Dr. Silvio Brusaferro, president of the Superior Institute of Health, briefed a Senate committee on Tuesday about the next phase of Italy’s coronavirus pandemic. He joined experts a day after 4.4 million Italians went back to work and restrictions on personal movement were eased for the first time in two months.

Brusaferro says the key to keeping the outbreak under control lies in the early isolation of people with suspected infection, more tests and the quarantine of their close contacts. He says it will require “a huge investment” of resources for training medical personnel to monitor possible new cases.

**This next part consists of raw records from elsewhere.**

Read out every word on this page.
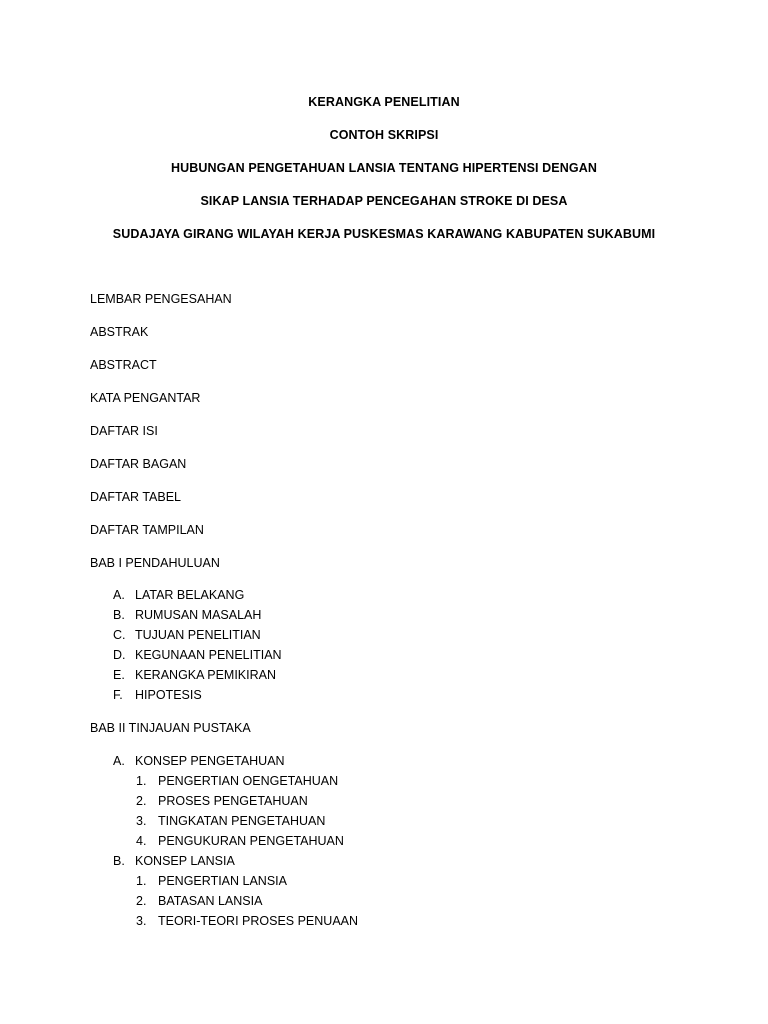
KERANGKA PENELITIAN
CONTOH SKRIPSI
HUBUNGAN PENGETAHUAN LANSIA TENTANG HIPERTENSI DENGAN
SIKAP LANSIA TERHADAP PENCEGAHAN STROKE DI DESA
SUDAJAYA GIRANG WILAYAH KERJA PUSKESMAS KARAWANG KABUPATEN SUKABUMI
LEMBAR PENGESAHAN
ABSTRAK
ABSTRACT
KATA PENGANTAR
DAFTAR ISI
DAFTAR BAGAN
DAFTAR TABEL
DAFTAR TAMPILAN
BAB I PENDAHULUAN
A. LATAR BELAKANG
B. RUMUSAN MASALAH
C. TUJUAN PENELITIAN
D. KEGUNAAN PENELITIAN
E. KERANGKA PEMIKIRAN
F. HIPOTESIS
BAB II TINJAUAN PUSTAKA
A. KONSEP PENGETAHUAN
1. PENGERTIAN OENGETAHUAN
2. PROSES PENGETAHUAN
3. TINGKATAN PENGETAHUAN
4. PENGUKURAN PENGETAHUAN
B. KONSEP LANSIA
1. PENGERTIAN LANSIA
2. BATASAN LANSIA
3. TEORI-TEORI PROSES PENUAAN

He adds any phone app that can help trace contacts, while useful, doesn’t substitute for the actions of people.

The head of the institute’s infectious disease department, Dr. Giovanni Rezza, told La Repubblica the coming weeks were essentially an “experiment” to see how the infection curve reacts to the easing of the lockdown and production shutdown.

“We are not out of the epidemic. We are still in it. I don’t want people to think there’s no more risk and we go back to normal,” Rezza told La Repubblica.

In Italy’s hard-hit northern Lombardy, tens of thousands of sick overwhelmed the health care system. Scientists say a second wave of infection would particularly hit the south, which didn’t have many infections.